Bagi Indonesia, Lembaga Keuangan Internasional (LKI) merupakan mitra strategis, pusat pengetahuan, sumber keuangan, dan bantuan teknis. Tujuan utama dari peran LKI sendiri adalah memerangi kemiskinan dan mengurangi kesenjangan yang ada di Indonesia.

Saat ini, tantangan di tengah perekonomian global juga semakin kompleks. Perang dagang antarnegara besar memicu penurunan pertumbuhan perdagangan dunia. Kemudian, normalisasi kebijakan moneter di Amerika Serikat memicu Capital Flight di Emerging Markets. Selain itu, adanya tekanan yang tinggi pada geopolitik di Timur Tengah memicu ketidakstabilan harga minyak dunia. Serta perpanjangan masa transisi Brexit juga memicu ketidakstabilan kerjasama ekonomi di Eropa.

Untuk mengatasi kondisi yang demikian, ‘Multilateralisme Baru’ dibutuhkan. Bagaimana setiap negara bisa saling menghormati, bekerjasama dan berkoordinasi lebih baik, dan transparansi yang lebih baik. Selain itu, setiap negara harus bersedia untuk selalu saling menghormati dan membantu berdasarkan asas kepedulian.

Millennia Aulia Susanti, Kepala Subbidang Strategi Keuangan Inklusif memaparkan bagaimana keterkaitan praktik ‘Kebijakan Fiskal dan Keuangan Inklusif’di Indonesia. “Keuangan inklusif mendorong peningkatan kesejahteraan dan pertumbuhan ekonomi. Bagaimana keuangan inklusif dapat menanggulangi kemiskinan dan meningkatkan kesejahteraan”, tutur Millennia.

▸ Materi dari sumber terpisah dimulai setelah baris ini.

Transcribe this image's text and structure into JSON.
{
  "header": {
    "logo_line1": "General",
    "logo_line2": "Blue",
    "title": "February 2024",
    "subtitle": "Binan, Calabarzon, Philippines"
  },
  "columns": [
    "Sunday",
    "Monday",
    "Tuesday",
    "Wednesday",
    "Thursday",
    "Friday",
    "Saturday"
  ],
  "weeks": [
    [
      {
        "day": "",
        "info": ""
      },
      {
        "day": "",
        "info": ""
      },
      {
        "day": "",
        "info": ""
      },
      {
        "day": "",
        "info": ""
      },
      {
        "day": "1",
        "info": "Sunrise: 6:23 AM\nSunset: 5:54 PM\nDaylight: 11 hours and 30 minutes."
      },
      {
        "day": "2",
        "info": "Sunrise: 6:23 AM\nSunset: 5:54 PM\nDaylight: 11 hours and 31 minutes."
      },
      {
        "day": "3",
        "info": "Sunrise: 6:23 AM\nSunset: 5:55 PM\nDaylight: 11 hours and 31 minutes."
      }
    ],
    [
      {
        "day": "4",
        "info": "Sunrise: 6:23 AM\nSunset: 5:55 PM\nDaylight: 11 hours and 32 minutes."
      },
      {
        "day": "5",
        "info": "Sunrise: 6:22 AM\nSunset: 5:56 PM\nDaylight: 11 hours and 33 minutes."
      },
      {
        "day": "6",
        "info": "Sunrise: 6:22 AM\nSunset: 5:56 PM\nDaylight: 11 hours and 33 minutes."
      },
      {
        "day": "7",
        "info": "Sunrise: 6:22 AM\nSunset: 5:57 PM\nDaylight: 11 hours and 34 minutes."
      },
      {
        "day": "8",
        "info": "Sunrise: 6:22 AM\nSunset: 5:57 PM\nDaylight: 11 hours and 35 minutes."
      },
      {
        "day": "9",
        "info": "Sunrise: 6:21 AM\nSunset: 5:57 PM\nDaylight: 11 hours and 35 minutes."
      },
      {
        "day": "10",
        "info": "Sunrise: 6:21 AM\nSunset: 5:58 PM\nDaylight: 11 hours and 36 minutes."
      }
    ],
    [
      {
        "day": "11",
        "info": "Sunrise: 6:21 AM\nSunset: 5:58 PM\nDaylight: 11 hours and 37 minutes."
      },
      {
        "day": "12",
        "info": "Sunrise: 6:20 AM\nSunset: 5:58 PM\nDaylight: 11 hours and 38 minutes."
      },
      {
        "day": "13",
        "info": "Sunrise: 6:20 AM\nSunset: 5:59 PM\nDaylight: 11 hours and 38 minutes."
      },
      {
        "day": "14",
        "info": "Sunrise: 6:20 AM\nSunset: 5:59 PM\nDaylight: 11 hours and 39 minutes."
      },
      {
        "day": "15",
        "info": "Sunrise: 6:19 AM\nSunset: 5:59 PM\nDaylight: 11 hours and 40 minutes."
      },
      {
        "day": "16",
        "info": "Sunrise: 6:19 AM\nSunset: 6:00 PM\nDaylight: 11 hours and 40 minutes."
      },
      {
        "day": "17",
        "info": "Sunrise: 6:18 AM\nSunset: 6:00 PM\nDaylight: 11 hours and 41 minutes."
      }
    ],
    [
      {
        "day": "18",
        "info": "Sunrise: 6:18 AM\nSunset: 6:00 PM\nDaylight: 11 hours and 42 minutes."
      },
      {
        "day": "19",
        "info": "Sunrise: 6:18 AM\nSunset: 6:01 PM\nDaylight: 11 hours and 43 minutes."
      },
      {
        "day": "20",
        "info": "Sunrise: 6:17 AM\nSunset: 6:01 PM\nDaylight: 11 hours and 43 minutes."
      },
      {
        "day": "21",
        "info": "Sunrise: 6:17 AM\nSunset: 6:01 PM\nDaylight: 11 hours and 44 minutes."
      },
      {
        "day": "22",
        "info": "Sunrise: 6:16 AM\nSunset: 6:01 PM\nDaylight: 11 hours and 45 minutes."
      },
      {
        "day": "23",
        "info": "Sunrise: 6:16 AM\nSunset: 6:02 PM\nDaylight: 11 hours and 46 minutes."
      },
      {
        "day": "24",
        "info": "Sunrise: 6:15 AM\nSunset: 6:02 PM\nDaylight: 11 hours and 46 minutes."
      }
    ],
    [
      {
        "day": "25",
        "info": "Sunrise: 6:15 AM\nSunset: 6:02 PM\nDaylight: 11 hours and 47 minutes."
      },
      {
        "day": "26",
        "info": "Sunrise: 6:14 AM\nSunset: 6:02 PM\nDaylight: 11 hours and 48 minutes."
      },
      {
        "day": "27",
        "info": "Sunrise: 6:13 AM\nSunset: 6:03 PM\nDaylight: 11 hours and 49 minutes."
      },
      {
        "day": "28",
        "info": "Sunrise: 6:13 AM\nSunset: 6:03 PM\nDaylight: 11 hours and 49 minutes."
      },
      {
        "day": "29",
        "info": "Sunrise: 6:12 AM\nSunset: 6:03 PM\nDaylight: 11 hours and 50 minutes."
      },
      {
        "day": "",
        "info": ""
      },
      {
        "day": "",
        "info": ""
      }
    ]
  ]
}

Keuangan inklusif adalah kondisi ketika setiap anggota masyarakat mempunyai akses terhadap berbagai layanan keuangan formal yang berkualitas secara tepat waktu, lancar, dan aman dengan biaya terjangkau sesuai dengan kebutuhan dan kemampuan dalam rangka meningkatkan kesejahteraan masyarakat.

“Akses terhadap layanan keuangan sangat penting. Untuk indvidu, seperti halnya akses penggunaan uang elektronik dan tabungan. Untuk UMKM ada pengajuan kredit, asuransi, dan ikut serta dalam pasar modal”, tambah Millennia.

Untuk mendorong peningkatan keuangan inklusif, pemerintah menerbitkan Strategi Nasional Keuangan Inklusif (SNKI) yang memiliki target pada kenaikan tingkat keuangan inklusif dari 36% pada tahun 2014 menjadi 75% pada tahun 2019.

“Selain itu, terdapat juga sejumlah kebijakan fiskal pemerintah melalui program keuangan inklusif yang ditujukan untuk individu, seperti Program Keluarga Harapan, Program Indonesia Pintar, dan Bantuan Pangan Non Tunai. Sedangkan untuk UMKM ada Kredit Usaha Rakyat Mikro, Usaha Ekonomi Produktif Kelompok Usaha Bersama, dan Pembiayaan Ultra Mikro”, tutup Millennia dalam sesinya.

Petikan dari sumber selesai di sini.